Paste of butter, sugar, flour and a little salt. Rolled and formed into c2ins diameter rings. Boiled, rested overnight and then baked. A breakfast treat known from Nutt 1789, and slightly popularised by Ivan Day in his recent 'The Art of Confectionery'.
Original Receipt from 'The Complete Confectioner' by Frederick Nutt, 1789 (Nutt 1789)
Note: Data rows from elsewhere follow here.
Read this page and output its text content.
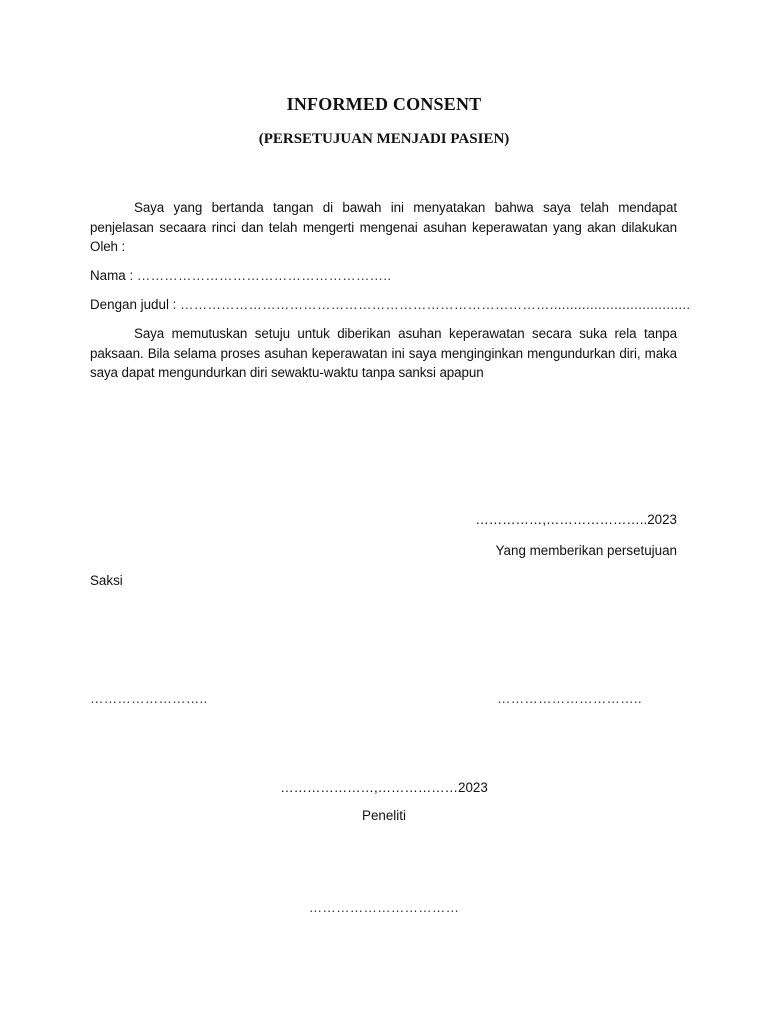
INFORMED CONSENT
(PERSETUJUAN MENJADI PASIEN)

Saya yang bertanda tangan di bawah ini menyatakan bahwa saya telah mendapat penjelasan secaara rinci dan telah mengerti mengenai asuhan keperawatan yang akan dilakukan Oleh :

Nama : ………………………………………………..
Dengan judul : ………………………………………………………………………...................................

Saya memutuskan setuju untuk diberikan asuhan keperawatan secara suka rela tanpa paksaan. Bila selama proses asuhan keperawatan ini saya menginginkan mengundurkan diri, maka saya dapat mengundurkan diri sewaktu-waktu tanpa sanksi apapun

……………,…………………..2023
Yang memberikan persetujuan
Saksi
……………………..	…………………………..
…………………,………………2023
Peneliti
……………………………
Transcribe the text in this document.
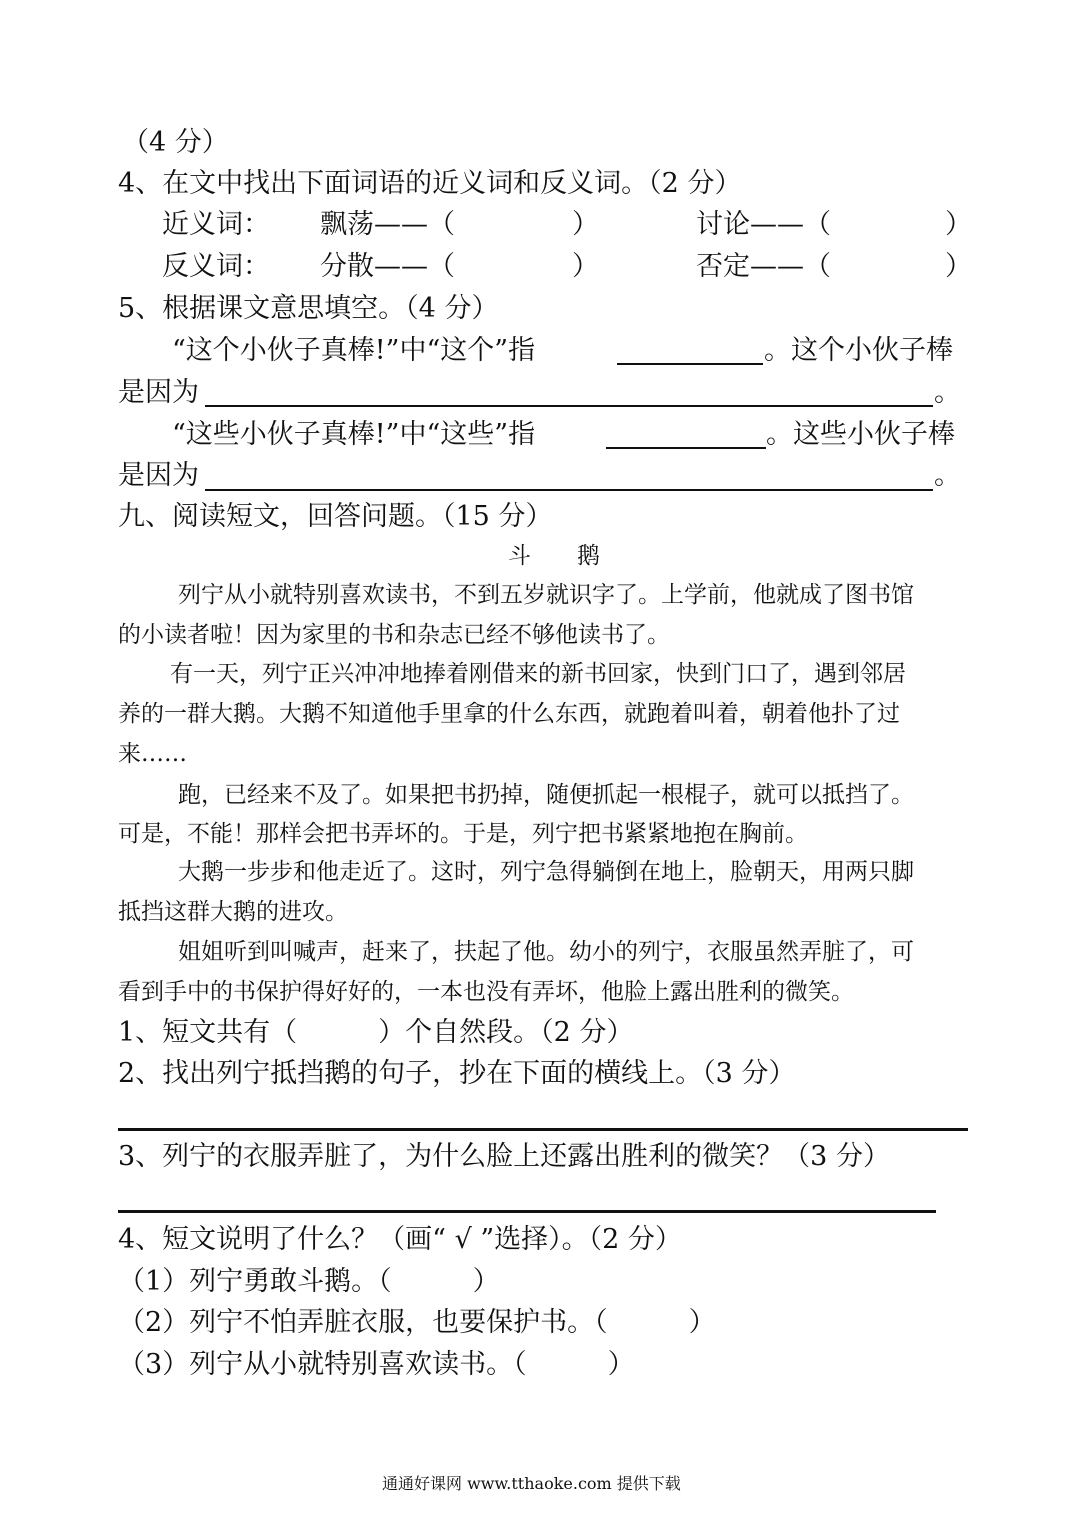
（4 分）
4、在文中找出下面词语的近义词和反义词。（2 分）
近义词： 飘荡——（	）	讨论——（	）
反义词： 分散——（	）	否定——（	）
5、根据课文意思填空。（4 分）
“这个小伙子真棒!”中“这个”指	。这个小伙子棒
是因为	。
“这些小伙子真棒!”中“这些”指	。这些小伙子棒
是因为	。
九、阅读短文，回答问题。（15 分）
斗　　鹅
列宁从小就特别喜欢读书，不到五岁就识字了。上学前，他就成了图书馆
的小读者啦！因为家里的书和杂志已经不够他读书了。
有一天，列宁正兴冲冲地捧着刚借来的新书回家，快到门口了，遇到邻居
养的一群大鹅。大鹅不知道他手里拿的什么东西，就跑着叫着，朝着他扑了过
来……
跑，已经来不及了。如果把书扔掉，随便抓起一根棍子，就可以抵挡了。
可是，不能！那样会把书弄坏的。于是，列宁把书紧紧地抱在胸前。
大鹅一步步和他走近了。这时，列宁急得躺倒在地上，脸朝天，用两只脚
抵挡这群大鹅的进攻。
姐姐听到叫喊声，赶来了，扶起了他。幼小的列宁，衣服虽然弄脏了，可
看到手中的书保护得好好的，一本也没有弄坏，他脸上露出胜利的微笑。
1、短文共有（　　　）个自然段。（2 分）
2、找出列宁抵挡鹅的句子，抄在下面的横线上。（3 分）
3、列宁的衣服弄脏了，为什么脸上还露出胜利的微笑？（3 分）
4、短文说明了什么？（画“ √ ”选择）。（2 分）
（1）列宁勇敢斗鹅。（　　　）
（2）列宁不怕弄脏衣服，也要保护书。（　　　）
（3）列宁从小就特别喜欢读书。（　　　）
通通好课网 www.tthaoke.com 提供下载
No 23. Turtulongs for breakfast.
Take a quarter of a pound of butter, three ounces of powdered sugar, one pound and a half of flour, six eggs yolks and whites together, and a very little salt, and mix them all together on your dresser, and having a preserving pan on the fire, with clean boiling water in it, roll your batter out about four inches long, and almost as thick as your little finger, join it in two round rings the two ends of them, and put them in this boiling water, not too many at a time, then on the other side have a bason with cold water, and as the biscuits swim on the top of the boiling water, take them out, put them in the cold water, and let them lie all night; take them out next morning and put them into a sieve, and drain all the water from them; put them on your plate, without any paper under them, let your oven be very hot, and watch them, and you will see them rise very much, the more the better, see they are not burnt, but let them be of a fine brown, and then take them out.